London Screen Academy
Creating a new school for film and television studies, a substantial refurbishment project is now nearing completion at Ladbroke House in Islington, transforming the building into the new London Screen Academy post 16 free school.
LocatED, on behalf of the Department for Education (DfE), is overseeing the redevelopment. LocatED is a government-owned property company, responsible for buying and developing sites for new schools in England. The main contractor for the project is Wilmott Dixon Interiors.
The new free school is for 16–19 year olds and will teach the skills and background knowledge needed to join the screen industries (which include film and television), to progress to higher education or to enter other professions, alongside a broader curriculum.
Originally built as a factory in the 1920s, the building had been vacant for a number of years before it was acquired by the ESFA.

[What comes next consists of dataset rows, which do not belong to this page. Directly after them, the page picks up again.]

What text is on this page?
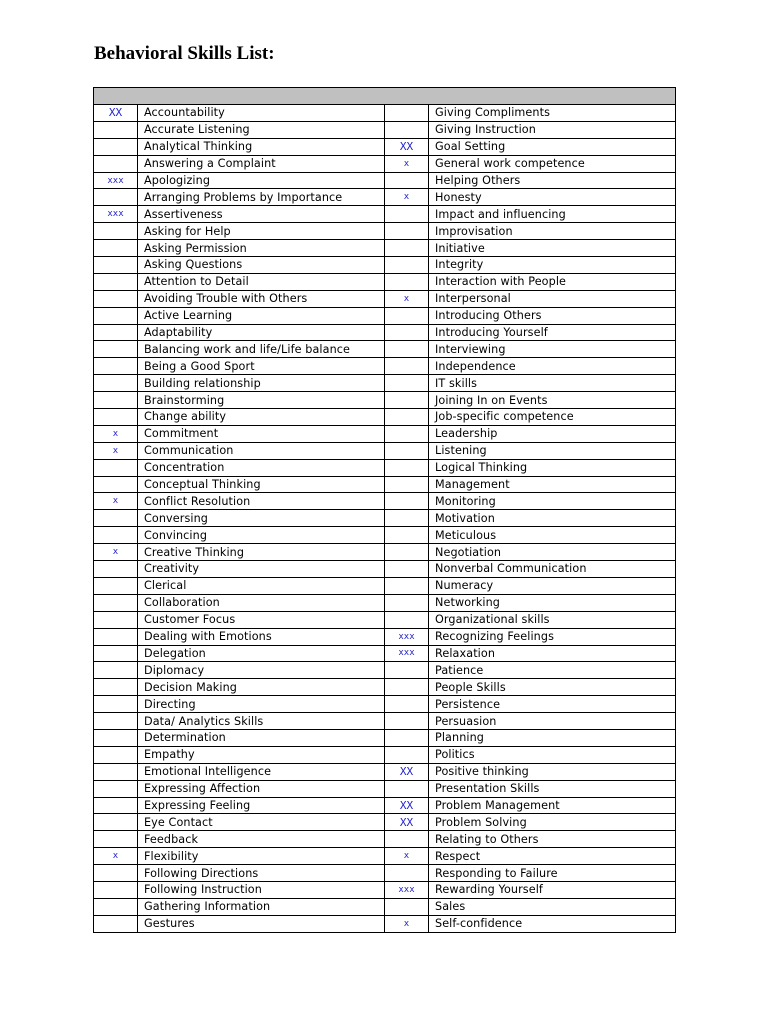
Behavioral Skills List:

XX	Accountability		Giving Compliments
	Accurate Listening		Giving Instruction
	Analytical Thinking	XX	Goal Setting
	Answering a Complaint	x	General work competence
xxx	Apologizing		Helping Others
	Arranging Problems by Importance	x	Honesty
xxx	Assertiveness		Impact and influencing
	Asking for Help		Improvisation
	Asking Permission		Initiative
	Asking Questions		Integrity
	Attention to Detail		Interaction with People
	Avoiding Trouble with Others	x	Interpersonal
	Active Learning		Introducing Others
	Adaptability		Introducing Yourself
	Balancing work and life/Life balance		Interviewing
	Being a Good Sport		Independence
	Building relationship		IT skills
	Brainstorming		Joining In on Events
	Change ability		Job-specific competence
x	Commitment		Leadership
x	Communication		Listening
	Concentration		Logical Thinking
	Conceptual Thinking		Management
x	Conflict Resolution		Monitoring
	Conversing		Motivation
	Convincing		Meticulous
x	Creative Thinking		Negotiation
	Creativity		Nonverbal Communication
	Clerical		Numeracy
	Collaboration		Networking
	Customer Focus		Organizational skills
	Dealing with Emotions	xxx	Recognizing Feelings
	Delegation	xxx	Relaxation
	Diplomacy		Patience
	Decision Making		People Skills
	Directing		Persistence
	Data/ Analytics Skills		Persuasion
	Determination		Planning
	Empathy		Politics
	Emotional Intelligence	XX	Positive thinking
	Expressing Affection		Presentation Skills
	Expressing Feeling	XX	Problem Management
	Eye Contact	XX	Problem Solving
	Feedback		Relating to Others
x	Flexibility	x	Respect
	Following Directions		Responding to Failure
	Following Instruction	xxx	Rewarding Yourself
	Gathering Information		Sales
	Gestures	x	Self-confidence
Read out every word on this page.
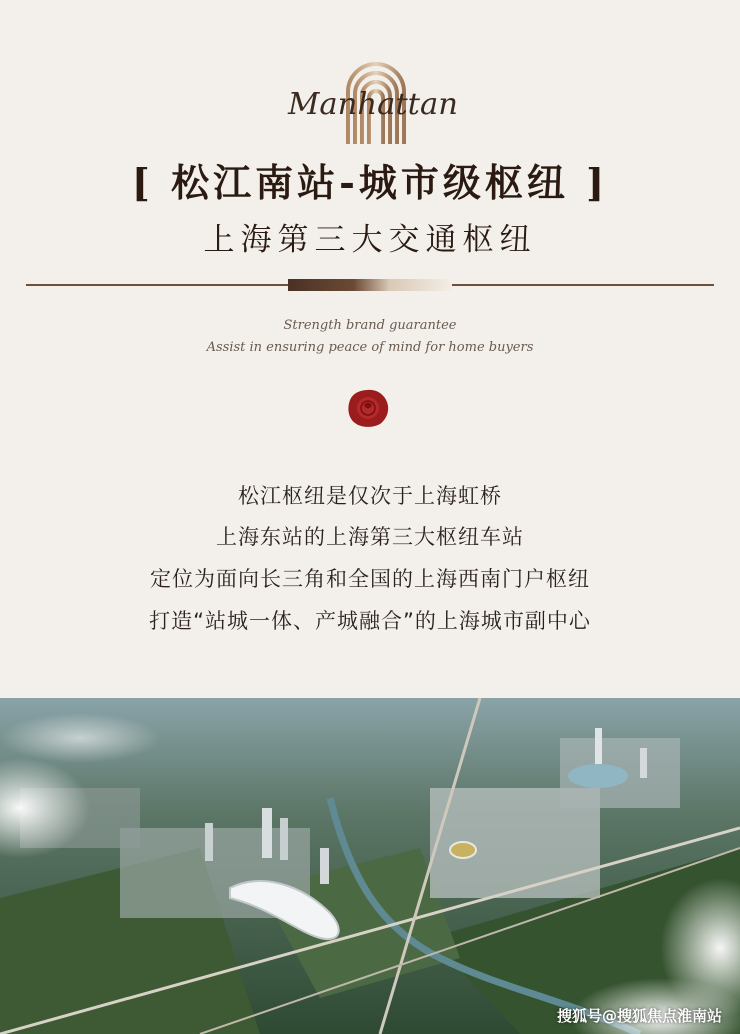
Manhattan
[ 松江南站-城市级枢纽 ]
上海第三大交通枢纽
Strength brand guarantee
Assist in ensuring peace of mind for home buyers
松江枢纽是仅次于上海虹桥
上海东站的上海第三大枢纽车站
定位为面向长三角和全国的上海西南门户枢纽
打造“站城一体、产城融合”的上海城市副中心
搜狐号@搜狐焦点淮南站
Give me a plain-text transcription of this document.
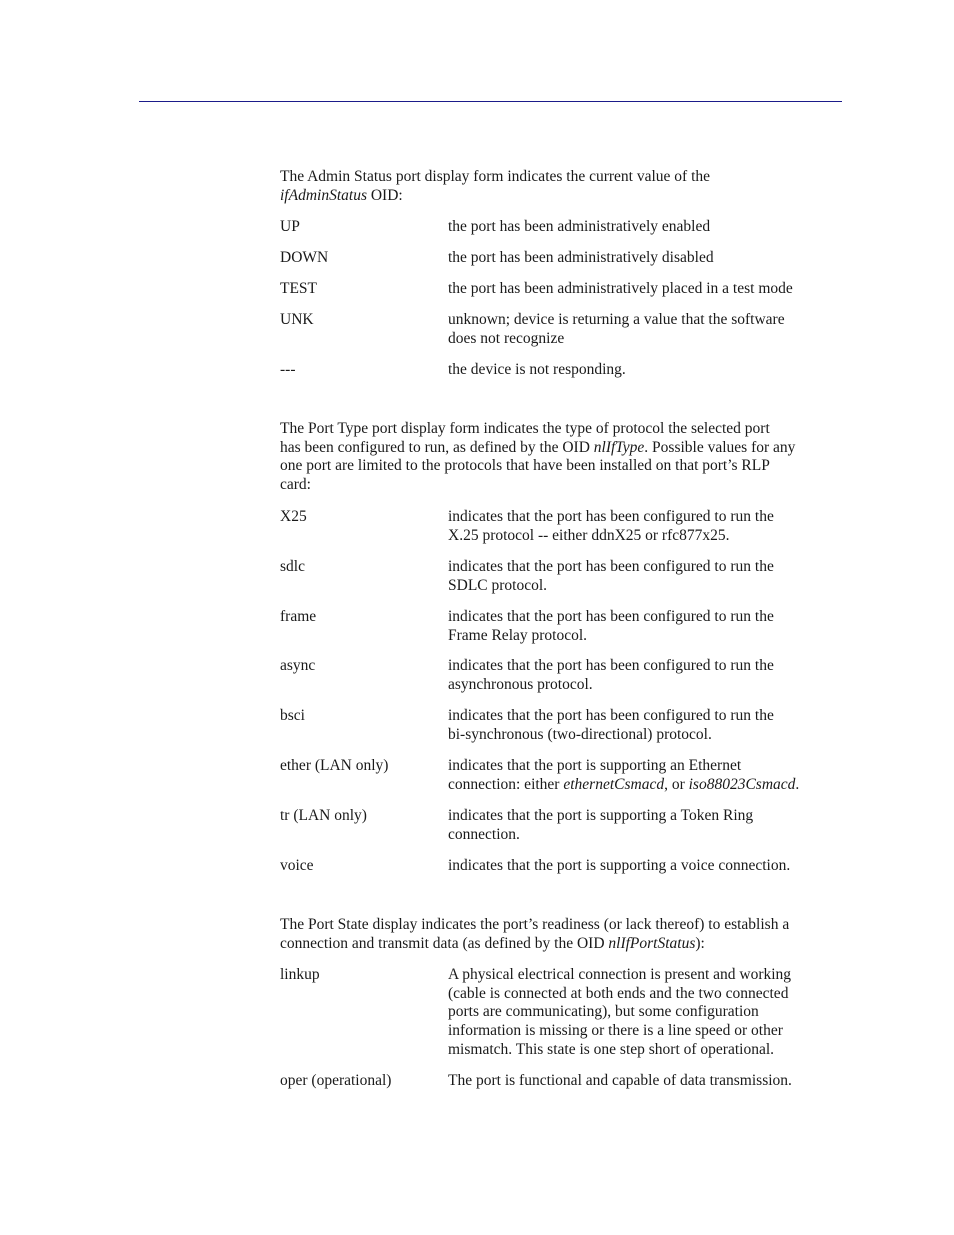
The Admin Status port display form indicates the current value of the
ifAdminStatus OID:

UP	the port has been administratively enabled
DOWN	the port has been administratively disabled
TEST	the port has been administratively placed in a test mode
UNK	unknown; device is returning a value that the software
does not recognize
---	the device is not responding.

The Port Type port display form indicates the type of protocol the selected port
has been configured to run, as defined by the OID nlIfType. Possible values for any
one port are limited to the protocols that have been installed on that port’s RLP
card:

X25	indicates that the port has been configured to run the
X.25 protocol -- either ddnX25 or rfc877x25.
sdlc	indicates that the port has been configured to run the
SDLC protocol.
frame	indicates that the port has been configured to run the
Frame Relay protocol.
async	indicates that the port has been configured to run the
asynchronous protocol.
bsci	indicates that the port has been configured to run the
bi-synchronous (two-directional) protocol.
ether (LAN only)	indicates that the port is supporting an Ethernet
connection: either ethernetCsmacd, or iso88023Csmacd.
tr (LAN only)	indicates that the port is supporting a Token Ring
connection.
voice	indicates that the port is supporting a voice connection.

The Port State display indicates the port’s readiness (or lack thereof) to establish a
connection and transmit data (as defined by the OID nlIfPortStatus):

linkup	A physical electrical connection is present and working
(cable is connected at both ends and the two connected
ports are communicating), but some configuration
information is missing or there is a line speed or other
mismatch. This state is one step short of operational.
oper (operational)	The port is functional and capable of data transmission.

The new school design will retain the existing 1920s building exterior whilst internally it is undergoing significant re-configuration, with the centre of the industrial space demolished and being replaced with a three-storey film production studio and supporting facilities.
William Mumford, Associate Director – Development at LocatED said: “The works included carving out a new three storey studio space in the centre of the building. A new light well has also been created around this, bringing in more natural light.
“Because of the fairly specialist nature of the academy, we have also created a number of other technical areas such as a sound mixing room, film editing suites, a large main stage and a number of smaller stages for set design.”
So far, significant demolition has taken place and the three-storey steel framed central core area has been created. Other completed works include the demolition and re-building of the undercroft which runs along the full frontage of the building.
Final M&E fit out is now underway, together with the installation of specialist AV infrastructure to support connectivity between the various stages and specialised areas of the school. A first floor level open air cinema space is also being completed, which will allow for film viewings and showcasing student work in the evenings.
William Mumford said: “Challenges of the project include the very sensitive nature of the building’s location opposite Highbury Grove. It is a very distinctive and substantial building with a light industrial feel and it was important to retain this look, preserving the heritage of the building within a modern context. For example, all of the original fenestration had to be replaced with Crittall style windows of a similar appearance.
“Another key challenge was the demolition contract – including demolishing the interior third of the building which required significant propping – as well as the reconstruction and temporary propping of the under-croft to maintain the structural integrity of the building. Integrating the audio-visual requirements of the academy within an educational space also required significant work.
“I think the completed building will look sensational and provide a fantastic learning space for future students.”
The project started last summer and is due to complete in September 2019.